As I push open the door, the atmosphere around me changes. I smell something that smells faintly of home, a scent I can't quite place but have always associated with trumpets and laughter and inky fingers. Dad looks frailer now. The bandages and casts have been long since removed, though some gauze remains. His body recovered as well as it could with the help of the treatments the Left doctors have been giving him. Most of the tubes have been taken out and there aren't as many computers beeping around him. All of this should prove he is getting better, stronger. And yet, he still looks so weak.

My fist clenches again, the paper crinkling in response, calling out to me to stop, but I ignore it. The judge let those directors walk free that day. My father hasn't walked since. He hasn't opened his eyes, breathed on his own. They lumped my father in with the reckless Rights that torment the streets of the Left sector, the only Rights the Lefts ever care to see. But the idea that my dad, the calmest man I'd ever met, the one who would always chastise Mason and I for any sly remarks we made at the expense of the Lefts, who ordered me to build traps that would spare the rodents in our garden, attacked another person... it just doesn't make sense.

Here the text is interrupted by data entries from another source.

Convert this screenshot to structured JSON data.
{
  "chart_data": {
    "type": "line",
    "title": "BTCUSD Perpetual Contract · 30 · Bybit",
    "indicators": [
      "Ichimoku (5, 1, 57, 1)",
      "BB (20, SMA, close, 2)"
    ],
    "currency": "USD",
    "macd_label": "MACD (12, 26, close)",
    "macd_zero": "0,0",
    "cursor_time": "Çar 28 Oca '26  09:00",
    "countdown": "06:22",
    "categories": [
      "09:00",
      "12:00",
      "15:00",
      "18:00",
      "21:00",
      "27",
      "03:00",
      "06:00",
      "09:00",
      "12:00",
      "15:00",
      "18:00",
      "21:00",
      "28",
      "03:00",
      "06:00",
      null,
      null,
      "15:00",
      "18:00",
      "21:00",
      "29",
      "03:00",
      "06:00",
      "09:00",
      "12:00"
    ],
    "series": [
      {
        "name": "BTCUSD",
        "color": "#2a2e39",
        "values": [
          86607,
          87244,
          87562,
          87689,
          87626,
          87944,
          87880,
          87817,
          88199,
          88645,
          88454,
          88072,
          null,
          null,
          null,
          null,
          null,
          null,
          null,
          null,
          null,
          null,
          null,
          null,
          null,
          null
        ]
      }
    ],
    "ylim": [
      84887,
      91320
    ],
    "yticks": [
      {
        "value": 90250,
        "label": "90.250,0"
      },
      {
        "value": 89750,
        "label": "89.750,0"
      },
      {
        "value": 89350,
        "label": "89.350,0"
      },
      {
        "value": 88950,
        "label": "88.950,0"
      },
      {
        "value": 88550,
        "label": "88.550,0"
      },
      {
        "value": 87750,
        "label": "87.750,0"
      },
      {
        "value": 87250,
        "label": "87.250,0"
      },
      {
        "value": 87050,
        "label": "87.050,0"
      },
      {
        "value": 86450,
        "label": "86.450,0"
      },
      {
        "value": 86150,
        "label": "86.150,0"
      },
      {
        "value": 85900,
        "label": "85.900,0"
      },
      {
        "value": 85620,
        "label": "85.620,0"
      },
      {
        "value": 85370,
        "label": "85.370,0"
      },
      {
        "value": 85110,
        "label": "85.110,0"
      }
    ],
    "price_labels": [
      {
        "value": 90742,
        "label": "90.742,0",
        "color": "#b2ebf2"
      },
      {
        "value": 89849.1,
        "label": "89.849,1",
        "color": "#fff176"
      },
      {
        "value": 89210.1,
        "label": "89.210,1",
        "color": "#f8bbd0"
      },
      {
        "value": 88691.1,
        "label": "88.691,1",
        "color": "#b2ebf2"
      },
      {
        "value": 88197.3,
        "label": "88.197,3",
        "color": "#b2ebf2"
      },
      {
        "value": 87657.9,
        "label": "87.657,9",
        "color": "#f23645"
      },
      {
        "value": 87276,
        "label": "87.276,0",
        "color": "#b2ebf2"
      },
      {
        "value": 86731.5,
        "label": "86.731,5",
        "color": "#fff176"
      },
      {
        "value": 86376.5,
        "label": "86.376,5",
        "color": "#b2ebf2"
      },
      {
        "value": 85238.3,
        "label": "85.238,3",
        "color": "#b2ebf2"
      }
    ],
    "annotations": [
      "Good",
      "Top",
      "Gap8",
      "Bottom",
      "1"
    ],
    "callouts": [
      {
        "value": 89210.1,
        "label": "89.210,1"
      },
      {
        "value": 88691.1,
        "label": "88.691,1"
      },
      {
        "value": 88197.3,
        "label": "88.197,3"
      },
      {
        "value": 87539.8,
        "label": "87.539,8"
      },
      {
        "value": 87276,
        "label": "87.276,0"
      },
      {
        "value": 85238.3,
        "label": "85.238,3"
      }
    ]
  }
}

But it did to the Left judge.

I unclench my fists, sigh, and sit down at the stool next to his hospital bed, lacing our fingers together. His are cold, but they were always cold; He always used to comment on his poor circulation, whatever that means. The doctors tell us that it isn't logical to assume that he can hear us, but they've never stopped us from trying.

"Hey Dad," I say. "Mason almost caught me at the tree yesterday." I pause, waiting for him to speak, which of course he doesn't. "Yeah, yeah, I know. I still haven't told him or mom. I'm worried mom will make me put everything back and Mason sure can't keep a secret like you can." I chuckle a little and then reach up with my other hand to brush the tear as it falls out of my eye. "I keep reading Romeo and Juliet. I know I already know the story, but the other day, I actually tried to act it out. This Shakespeare guy must've been quite the visionary for his stories to have outlasted the Before and still somehow make sense." I pause and look around, making sure no one has heard me, though I know we're alone. "Rights and Lefts are like the Capulets and the Montagues, right? Some days, I wonder if we will find peace or be torn apart."

Silence fills the room as I stop talking, the various sounds of the machines cutting through like a hot knife through butter. I take a deep shuttering breath, using both my hands to dry my eyes and then opening up the list I brought with me, grabbing his hand again. "I, um... I have some more words I want to share with you. My penmanship is truly terrible though, so you'll have to bear with me as I try to read it." I clear my throat. "A pregnant pause. The roll of thunder. Sincerely. Voices carry. Mistlike. Evermore. Asunder. Winter twilight. Sweet sorrow. Twisting sounds."